Extract an encoded PDF without using OCR

I have a PDF file which I need to read without using OCR. I have used the PDF to Text activity, it reads and write to text file without any errors. But the problem is, the content is just a bunch of square, as the text is in some other encoding.

While doing some research, found out that this could be due to font details not being embedded in the PDF file. When I check the font details of the PDF, it gives as encoding-H. The font I get when the text is copied and pasted is something called Arial,Unicode#20MS. Tried by adding the font Arial Unicode MS to machine (don’t know whether it works that way) but couldn’t resolve.

Some help would be great…:slight_smile:

Try this -

  1. Create a text file with the intended encoding.
  2. Append the text to this text file.

I had the same issue and got resolved with this approach. (with other programming language)

1 Like

In my case, you mean encoding-H as the intended encoding? Or is it UTF something?

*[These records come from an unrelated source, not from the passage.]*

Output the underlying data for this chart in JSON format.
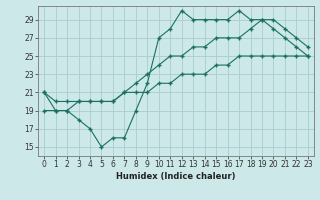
{
  "xlabel": "Humidex (Indice chaleur)",
  "bg_color": "#cce8e8",
  "grid_color": "#aacccc",
  "line_color": "#1a7060",
  "xlim": [
    -0.5,
    23.5
  ],
  "ylim": [
    14.0,
    30.5
  ],
  "yticks": [
    15,
    17,
    19,
    21,
    23,
    25,
    27,
    29
  ],
  "xticks": [
    0,
    1,
    2,
    3,
    4,
    5,
    6,
    7,
    8,
    9,
    10,
    11,
    12,
    13,
    14,
    15,
    16,
    17,
    18,
    19,
    20,
    21,
    22,
    23
  ],
  "line1_x": [
    0,
    1,
    2,
    3,
    4,
    5,
    6,
    7,
    8,
    9,
    10,
    11,
    12,
    13,
    14,
    15,
    16,
    17,
    18,
    19,
    20,
    21,
    22,
    23
  ],
  "line1_y": [
    21,
    19,
    19,
    18,
    17,
    15,
    16,
    16,
    19,
    22,
    27,
    28,
    30,
    29,
    29,
    29,
    29,
    30,
    29,
    29,
    28,
    27,
    26,
    25
  ],
  "line2_x": [
    0,
    1,
    2,
    3,
    4,
    5,
    6,
    7,
    8,
    9,
    10,
    11,
    12,
    13,
    14,
    15,
    16,
    17,
    18,
    19,
    20,
    21,
    22,
    23
  ],
  "line2_y": [
    21,
    20,
    20,
    20,
    20,
    20,
    20,
    21,
    22,
    23,
    24,
    25,
    25,
    26,
    26,
    27,
    27,
    27,
    28,
    29,
    29,
    28,
    27,
    26
  ],
  "line3_x": [
    0,
    1,
    2,
    3,
    4,
    5,
    6,
    7,
    8,
    9,
    10,
    11,
    12,
    13,
    14,
    15,
    16,
    17,
    18,
    19,
    20,
    21,
    22,
    23
  ],
  "line3_y": [
    19,
    19,
    19,
    20,
    20,
    20,
    20,
    21,
    21,
    21,
    22,
    22,
    23,
    23,
    23,
    24,
    24,
    25,
    25,
    25,
    25,
    25,
    25,
    25
  ],
  "xlabel_fontsize": 6.0,
  "tick_fontsize": 5.5
}
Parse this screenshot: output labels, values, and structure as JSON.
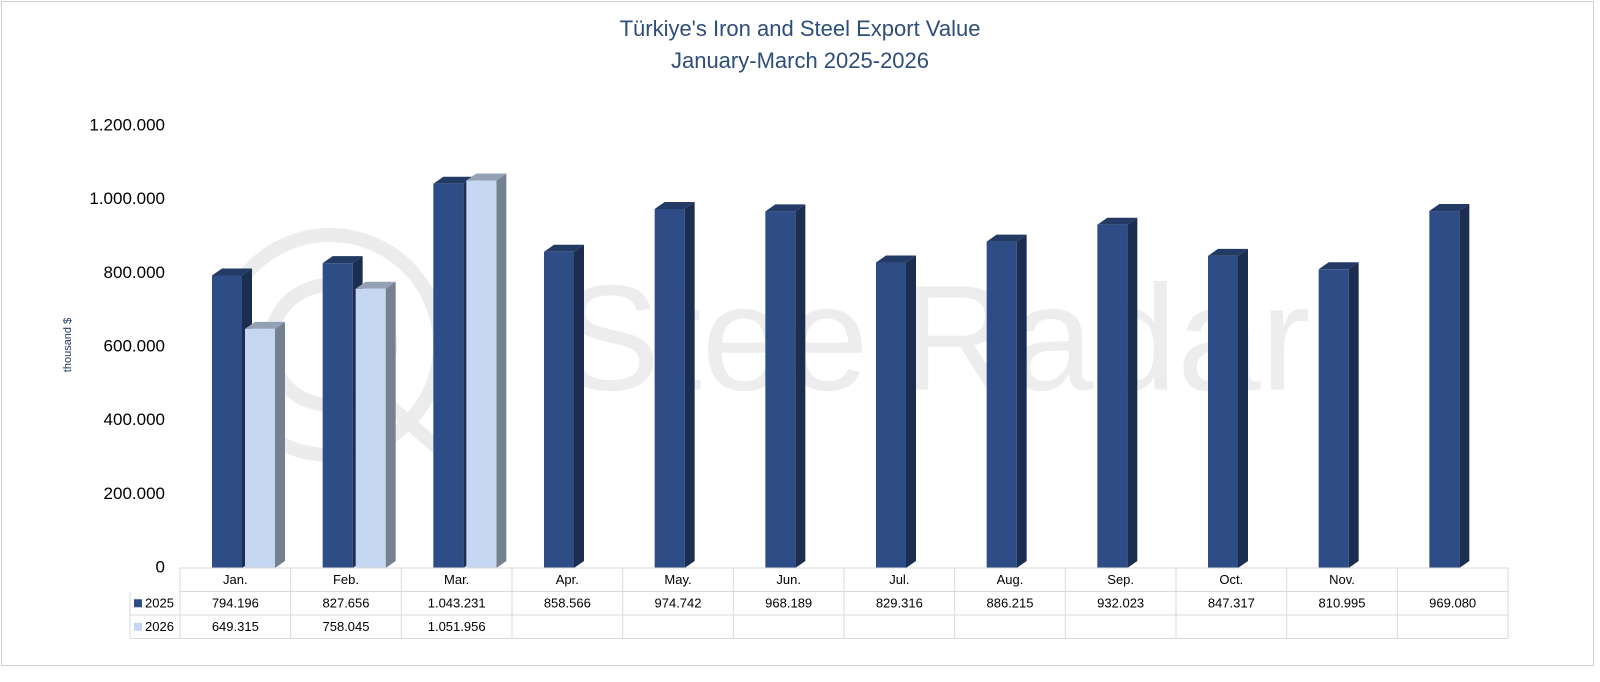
{
  "chart_data": {
    "type": "bar3d",
    "title": "Türkiye's Iron and Steel Export Value",
    "subtitle": "January-March 2025-2026",
    "y_label": "thousand $",
    "watermark": "SteelRadar",
    "categories": [
      "Jan.",
      "Feb.",
      "Mar.",
      "Apr.",
      "May.",
      "Jun.",
      "Jul.",
      "Aug.",
      "Sep.",
      "Oct.",
      "Nov.",
      null
    ],
    "series": [
      {
        "name": "2025",
        "color": "#2e4d86",
        "values": [
          794196,
          827656,
          1043231,
          858566,
          974742,
          968189,
          829316,
          886215,
          932023,
          847317,
          810995,
          969080
        ],
        "value_labels": [
          "794.196",
          "827.656",
          "1.043.231",
          "858.566",
          "974.742",
          "968.189",
          "829.316",
          "886.215",
          "932.023",
          "847.317",
          "810.995",
          "969.080"
        ]
      },
      {
        "name": "2026",
        "color": "#c5d7f0",
        "values": [
          649315,
          758045,
          1051956,
          null,
          null,
          null,
          null,
          null,
          null,
          null,
          null,
          null
        ],
        "value_labels": [
          "649.315",
          "758.045",
          "1.051.956",
          null,
          null,
          null,
          null,
          null,
          null,
          null,
          null,
          null
        ]
      }
    ],
    "ylim": [
      0,
      1200000
    ],
    "yticks": [
      0,
      {
        "value": 200000,
        "label": "200.000"
      },
      {
        "value": 400000,
        "label": "400.000"
      },
      {
        "value": 600000,
        "label": "600.000"
      },
      {
        "value": 800000,
        "label": "800.000"
      },
      {
        "value": 1000000,
        "label": "1.000.000"
      },
      {
        "value": 1200000,
        "label": "1.200.000"
      }
    ],
    "data_table": true
  }
}
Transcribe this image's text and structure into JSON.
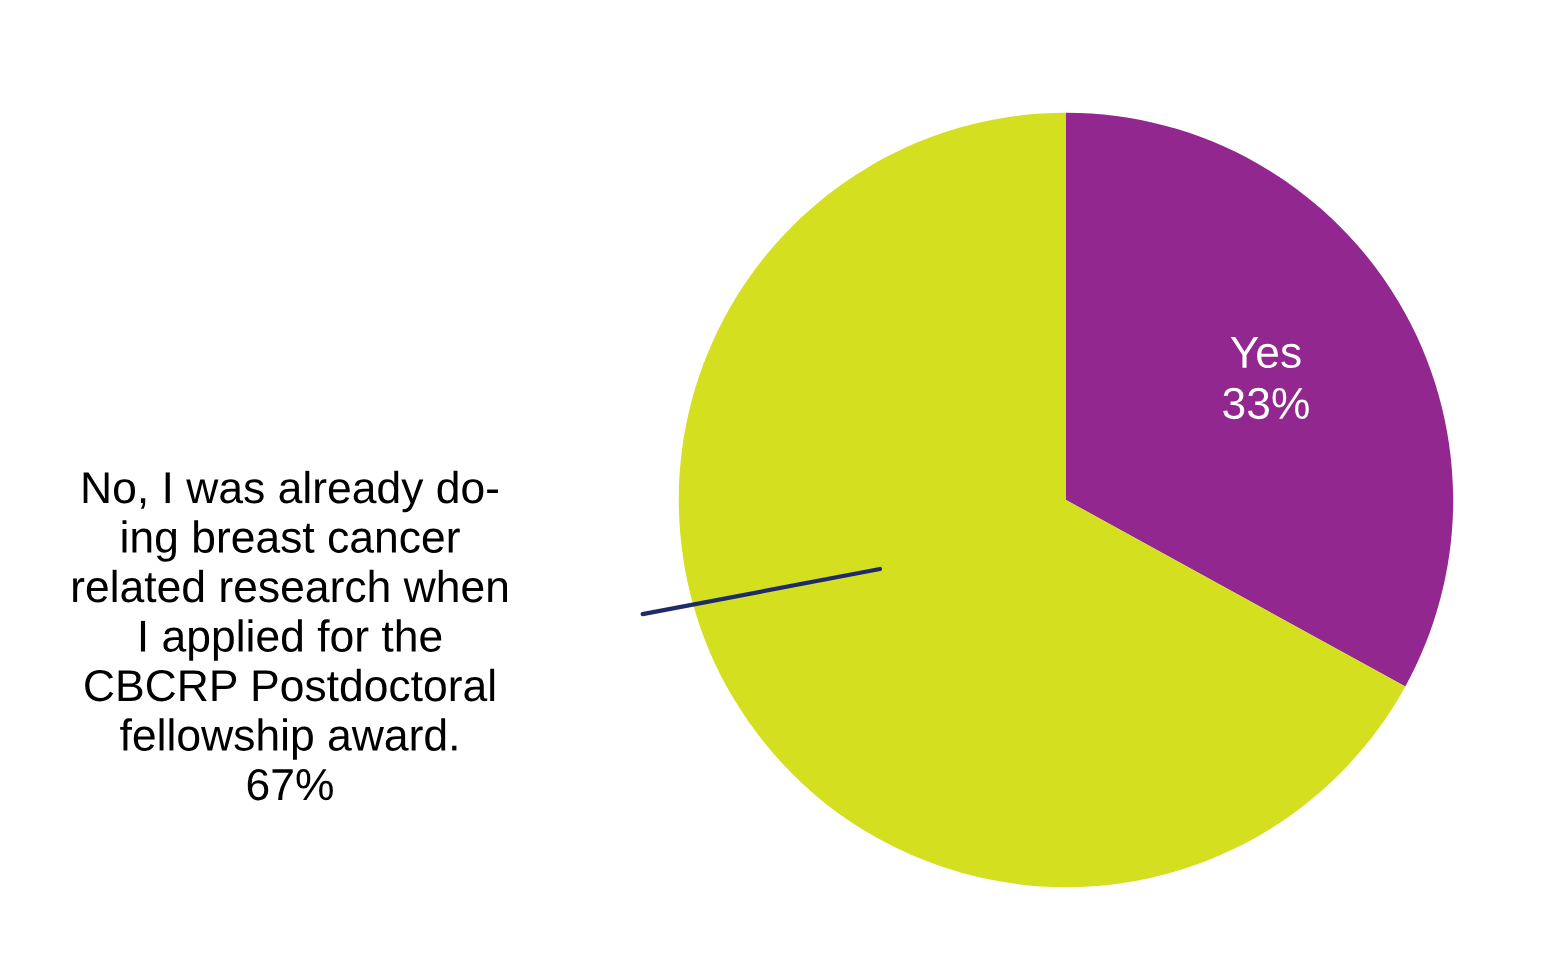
{
  "chart_data": {
    "type": "pie",
    "categories": [
      "Yes",
      "No, I was already do-\ning breast cancer\nrelated research when\nI applied for the\nCBCRP Postdoctoral\nfellowship award."
    ],
    "values": [
      33,
      67
    ],
    "colors": [
      "#92278f",
      "#d4df20"
    ],
    "value_labels": [
      "33%",
      "67%"
    ],
    "legend": false
  }
}
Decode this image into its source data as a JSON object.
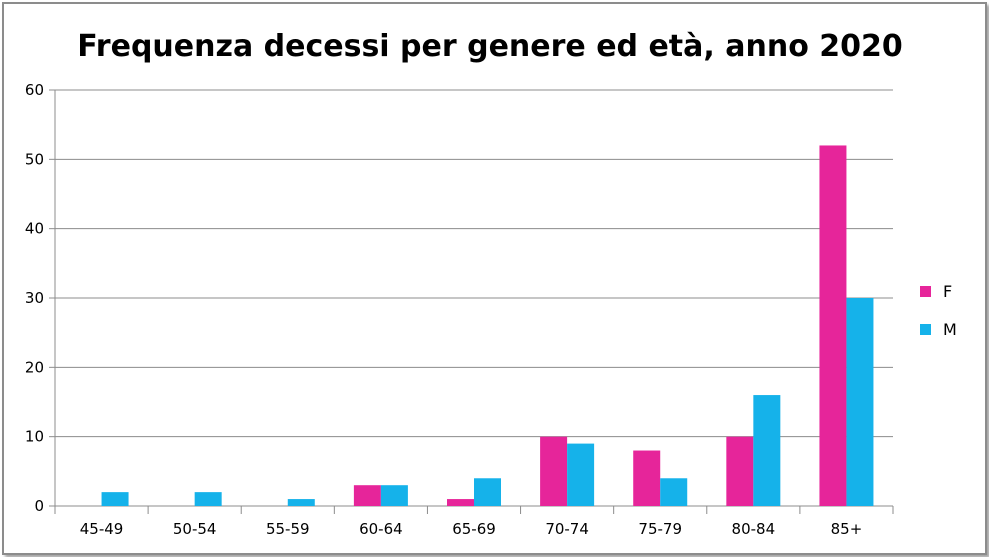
{
  "chart_data": {
    "type": "bar",
    "title": "Frequenza decessi  per genere ed età, anno 2020",
    "xlabel": "",
    "ylabel": "",
    "categories": [
      "45-49",
      "50-54",
      "55-59",
      "60-64",
      "65-69",
      "70-74",
      "75-79",
      "80-84",
      "85+"
    ],
    "series": [
      {
        "name": "F",
        "color": "#e6259a",
        "values": [
          0,
          0,
          0,
          3,
          1,
          10,
          8,
          10,
          52
        ]
      },
      {
        "name": "M",
        "color": "#15b2ea",
        "values": [
          2,
          2,
          1,
          3,
          4,
          9,
          4,
          16,
          30
        ]
      }
    ],
    "ylim": [
      0,
      60
    ],
    "yticks": [
      0,
      10,
      20,
      30,
      40,
      50,
      60
    ],
    "grid": true,
    "legend": "right"
  }
}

I have created a text file with UTF encoding and appended to the text document with extracted content, but so far no luck…:frowning:

Is it ok to share the pdf file if not confidential. So will be easy to find out the issue.

Regards,
Karthik

Well, it is kind of confidential. If you need I can provide the property details of the file. But, it would be great if you can direct me on ways to find the missing components. I know that is not easy as it sounds…:confused: